Tread lightly, DPI
Published 4:54 pm Thursday, November 2, 2017
North Carolina’s State Board of Education made its first pick Thursday of a low-performing school that qualifies for state-level oversight.
Southside Ashpole Elementary School in Robeson County is the first among an eventual group of five elementary schools labeled as the lowest performing in the state. These schools will be moved into the Innovative School District, which “will partner with local communities to design and implement strategies for school improvement, creating innovative conditions for accelerating student achievement,” according to the state Department of Public Instruction’s website.

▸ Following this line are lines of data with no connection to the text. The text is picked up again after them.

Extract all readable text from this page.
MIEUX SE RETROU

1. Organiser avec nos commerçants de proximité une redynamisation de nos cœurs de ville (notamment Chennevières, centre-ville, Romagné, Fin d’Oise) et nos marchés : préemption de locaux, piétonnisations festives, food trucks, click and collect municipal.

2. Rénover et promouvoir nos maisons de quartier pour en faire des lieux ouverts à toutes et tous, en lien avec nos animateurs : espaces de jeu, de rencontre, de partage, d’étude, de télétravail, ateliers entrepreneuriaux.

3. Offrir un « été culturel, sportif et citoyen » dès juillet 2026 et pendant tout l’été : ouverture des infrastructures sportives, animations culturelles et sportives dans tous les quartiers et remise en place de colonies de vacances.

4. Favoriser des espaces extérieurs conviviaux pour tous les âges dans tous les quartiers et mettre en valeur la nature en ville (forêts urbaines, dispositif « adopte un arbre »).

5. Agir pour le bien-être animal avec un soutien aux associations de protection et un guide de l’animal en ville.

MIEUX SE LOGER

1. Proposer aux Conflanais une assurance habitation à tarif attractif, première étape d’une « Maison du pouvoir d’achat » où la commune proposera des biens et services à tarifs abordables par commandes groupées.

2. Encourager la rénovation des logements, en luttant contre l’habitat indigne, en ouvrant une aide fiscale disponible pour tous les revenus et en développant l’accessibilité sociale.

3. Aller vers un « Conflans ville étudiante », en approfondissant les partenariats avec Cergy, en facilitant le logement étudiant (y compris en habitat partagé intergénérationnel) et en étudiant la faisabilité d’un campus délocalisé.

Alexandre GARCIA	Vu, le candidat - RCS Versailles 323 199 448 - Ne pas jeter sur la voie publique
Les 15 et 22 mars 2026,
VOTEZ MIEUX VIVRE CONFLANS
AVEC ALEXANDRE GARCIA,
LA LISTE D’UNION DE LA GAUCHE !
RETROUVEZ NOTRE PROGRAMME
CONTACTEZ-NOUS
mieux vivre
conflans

This idea for state-level oversight was voted into law last year. The state will designate “qualified educational turnaround partners” who will work with the selected schools over a period of five years, with an end goal of returning management power back to the local school district.
North Carolina’s Department of Public Instruction should tread lightly and cautiously when it comes to the Innovative School District.
State-level officials are undoubtedly labeling schools as “low performing” based on test scores, data and numeric-based growth from year to year. As many educators can attest, however, operating a school has to involve more than numbers.
North Carolina contains a vast array of counties — some in high-income, urban areas and others in rural, Tier 1 areas. Some schools have students with more behavioral problems and less parental support than others. Some may be located in crime-stricken areas with limited resources and/or decent role models in the students’ lives.
The point is that state officials rarely have access to the true pulse of a region. No one knows better what is happening in a district than the local school administration. Even in Beaufort County, schools across the river from one another operate differently, and each has its own challenges.
Taking the power away from local school districts is a risky move — and one that could easily backfire. Yes, low-performing schools need to improve, and they need extra resources to do it. However, it is vital for these designated “turnaround partners” to really delve into the chosen school and assess the entire situation before taking action.
A backfire would leave a struggling school even worse off than it started.